The fluctuations of middle/low frequencies are mainly caused by the boundary layer separation and shedding from the fluid flow around the submarine hull and appendage. High frequency random small perturbations mainly generated from the fluid’s random interaction as well as the energy exchange among different flow layers.
Pressure pulsations formed by different scale’s turbulence dissipative vortices are of difference impact on the error output of the tracking and targeting system. The coarse channel has more excellent performance on suppressing the middle scale pressure pulsation. While the FSM/fine channel has the best control effects for the high frequency small-scale pressure pulsation, it contributes more than the coarse channel, especially in complex flow environments.

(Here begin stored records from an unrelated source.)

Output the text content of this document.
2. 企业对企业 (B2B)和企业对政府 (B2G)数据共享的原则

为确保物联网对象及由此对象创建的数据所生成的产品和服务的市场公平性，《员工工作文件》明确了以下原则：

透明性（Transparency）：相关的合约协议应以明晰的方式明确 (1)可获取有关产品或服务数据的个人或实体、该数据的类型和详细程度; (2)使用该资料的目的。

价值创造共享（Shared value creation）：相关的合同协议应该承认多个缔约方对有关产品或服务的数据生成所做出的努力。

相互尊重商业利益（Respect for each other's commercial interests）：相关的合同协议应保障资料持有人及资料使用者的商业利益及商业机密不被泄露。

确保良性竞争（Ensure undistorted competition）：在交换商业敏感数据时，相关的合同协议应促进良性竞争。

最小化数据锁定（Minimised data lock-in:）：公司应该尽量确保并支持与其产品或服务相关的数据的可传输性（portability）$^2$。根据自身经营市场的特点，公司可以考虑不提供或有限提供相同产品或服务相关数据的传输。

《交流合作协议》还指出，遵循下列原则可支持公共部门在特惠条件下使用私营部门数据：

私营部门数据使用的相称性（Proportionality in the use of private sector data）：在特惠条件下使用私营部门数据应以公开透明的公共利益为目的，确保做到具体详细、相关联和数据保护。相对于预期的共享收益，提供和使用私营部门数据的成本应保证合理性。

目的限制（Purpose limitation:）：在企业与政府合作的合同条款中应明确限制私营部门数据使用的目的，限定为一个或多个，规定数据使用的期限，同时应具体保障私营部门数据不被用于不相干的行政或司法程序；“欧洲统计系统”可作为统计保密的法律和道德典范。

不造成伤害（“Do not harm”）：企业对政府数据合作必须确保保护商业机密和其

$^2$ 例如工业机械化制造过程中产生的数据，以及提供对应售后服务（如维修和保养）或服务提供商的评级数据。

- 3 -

The research on submarine’s fluid dynamics, including the inherent influence laws from the vertical/horizontal rudders and the propellers under different angles of attack needs further study. In addition, more accurate numerical methods and turbulence models will be adopted to provide a better and detailed view of the flow fluid. Moreover, the generating chaotic phenomena for the turbulence and distributions would be investigated, which are usually generated by non-linearities occurring in the examined system. The chaotic theories can help us to discuss the propeller distribution as well as detect the fine shadows from the propeller damage.
Footnotes
Declaration of conflicting interests
The author(s) declared no potential conflicts of interest with respect to the research, authorship, and/or publication of this article.
Funding
The author(s) disclosed receipt of the following financial support for the research, authorship, and/or publication of this article: This work is supported by the National Natural Science Foundation of China, NO. 11702139, and the Fundamental Research Funds for the Central Universities NO.30918014115-009.